Entretien avec Chico Teixeira à propos de son film Ausência, en compétition fiction au festival Cinélatino, Rencontres de Toulouse 2015.
Dès les premières séquences du film vous placez le spectateur dans le réel. Comment le réel a-t-il nourri votre scénario ?
Chico Teixeira : Quand j’écris un scénario, j’adore faire des recherches. C’est quelque chose que je fais avec passion. Ce qui transforme ma recherche en réalité c’est la rue et ce que j’y vois. La rue m’inspire, c’est elle qui m’apporte l’essence même de l’humain. En fait, ce que j’aime vraiment, c’est l’être humain et les interactions. Quant à l’interprétation des acteurs eux-mêmes, je recherche l’interprétation zéro où l’acteur est le plus lui-même et qu’on ne ressente pas cette interprétation qui pourrait mettre une distance. En ce qui concerne le scénario, j’en ai fait vingt-et-une versions différentes. J’ai travaillé avec deux scénaristes différents. J’ai consulté beaucoup de mes amis, qui sont également réalisateurs. J’aime bien travailler seul, et à un moment j’appelle d’autres personnes pour venir travailler avec moi. Je n’écris jamais plus de quatre ou cinq heures par jour tellement c’est intense. Lorsque je travaille avec des scénaristes, le procédé est très ouvert : on parle, j’écoute, j’accède à tout ce qu’on me dit. C’est vraiment un processus très démocratique. Je n’ai jamais eu peur de l’intelligence de l’autre.

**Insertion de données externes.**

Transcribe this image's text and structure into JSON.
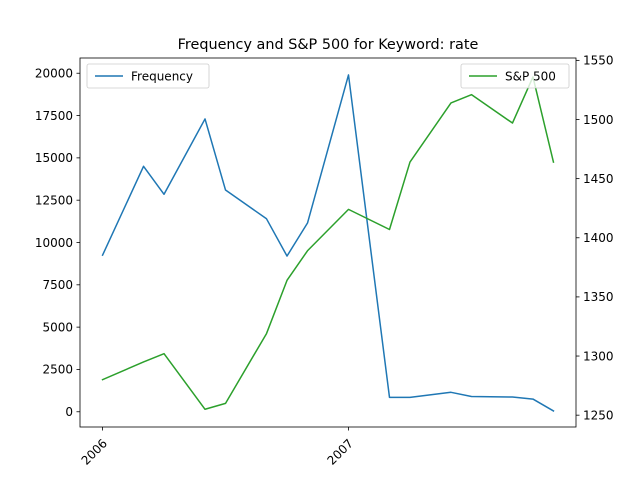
{
  "chart_data": {
    "type": "line",
    "title": "Frequency and S&P 500 for Keyword: rate",
    "x": [
      "2006-01",
      "2006-03",
      "2006-04",
      "2006-06",
      "2006-07",
      "2006-09",
      "2006-10",
      "2006-11",
      "2007-01",
      "2007-03",
      "2007-04",
      "2007-06",
      "2007-07",
      "2007-09",
      "2007-10",
      "2007-11"
    ],
    "x_ticks": [
      "2006",
      "2007"
    ],
    "series": [
      {
        "name": "Frequency",
        "axis": "left",
        "color": "#1f77b4",
        "values": [
          9250,
          14500,
          12850,
          17300,
          13100,
          11400,
          9200,
          11150,
          19900,
          850,
          850,
          1150,
          900,
          870,
          750,
          50
        ]
      },
      {
        "name": "S&P 500",
        "axis": "right",
        "color": "#2ca02c",
        "values": [
          1280,
          1295,
          1302,
          1255,
          1260,
          1319,
          1364,
          1389,
          1424,
          1407,
          1464,
          1514,
          1521,
          1497,
          1536,
          1464
        ]
      }
    ],
    "y_left": {
      "ylim": [
        -900,
        20900
      ],
      "ticks": [
        0,
        2500,
        5000,
        7500,
        10000,
        12500,
        15000,
        17500,
        20000
      ],
      "tick_labels": [
        "0",
        "2500",
        "5000",
        "7500",
        "10000",
        "12500",
        "15000",
        "17500",
        "20000"
      ]
    },
    "y_right": {
      "ylim": [
        1240,
        1552
      ],
      "ticks": [
        1250,
        1300,
        1350,
        1400,
        1450,
        1500,
        1550
      ],
      "tick_labels": [
        "1250",
        "1300",
        "1350",
        "1400",
        "1450",
        "1500",
        "1550"
      ]
    },
    "legend_left": "upper-left",
    "legend_right": "upper-right",
    "grid": false
  }
}
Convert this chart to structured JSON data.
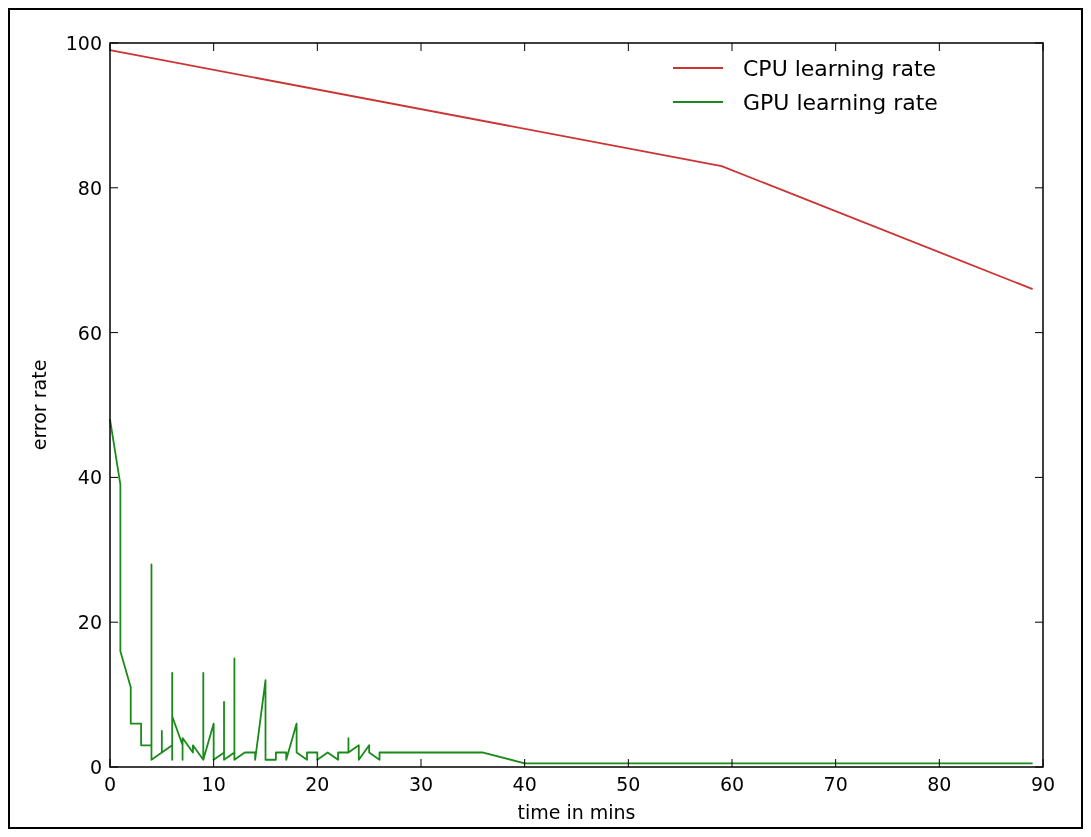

Lorsque vous faites vos recherches dans la rue, est-ce que vous filmez des morceaux, est-ce que vous prenez des notes ? Ou vous contentez-vous de mémoriser des images qui alimentent votre imaginaire ?
C. T. : Il y a deux choses : tout d’abord je prends des notes sur un petit carnet et j’observe beaucoup. Tout est gravé dans ma tête. Sentir pour moi est vraiment essentiel, j’aime sentir les personnes elles-mêmes. Dans la rue, je plonge dans mon intuition, je plonge dans mon subconscient. Parce qu’il y a beaucoup de choses que l’on observe ainsi dans la rue et elles appellent mon inconscient. Alors je me demande pourquoi cela m’interpelle : pourquoi est-ce que mon regard s’est posé là ? Parfois c’est quelque chose que même moi j’ignore. Il y a quelque chose qui m’interpelle et ainsi je cherche. Ainsi je suis le chemin où me mène ce que j’ai pu voir ; ça m’aide énormément en termes de scénario. Quand je ne sais pas quoi écrire, tout ce que je vois m’interpelle. Je peux avoir un type de recherche très focalisé. Par exemple, je suis allé dans 47 marchés pour présenter le marché que l’on voit dans le film. Je m’y suis fait des amis : nous avons déjeuné ensemble, je tenais même les stands. C’était une imprégnation totale. Dans le film, il y a ce personnage muet. Là aussi j’ai fait une recherche. Je suis allé dans des écoles pour sourds-muets, je suis resté dans les classes, j’ai déjeuné avec eux, j’ai fait une recherche. Dans le cadre de recherches très focalisées, je suis aussi allé dans des quartiers périphériques, dans lesquels se déroule toute mon histoire, c’est-à-dire des quartiers habités par des personnes de la classe moyenne inférieure.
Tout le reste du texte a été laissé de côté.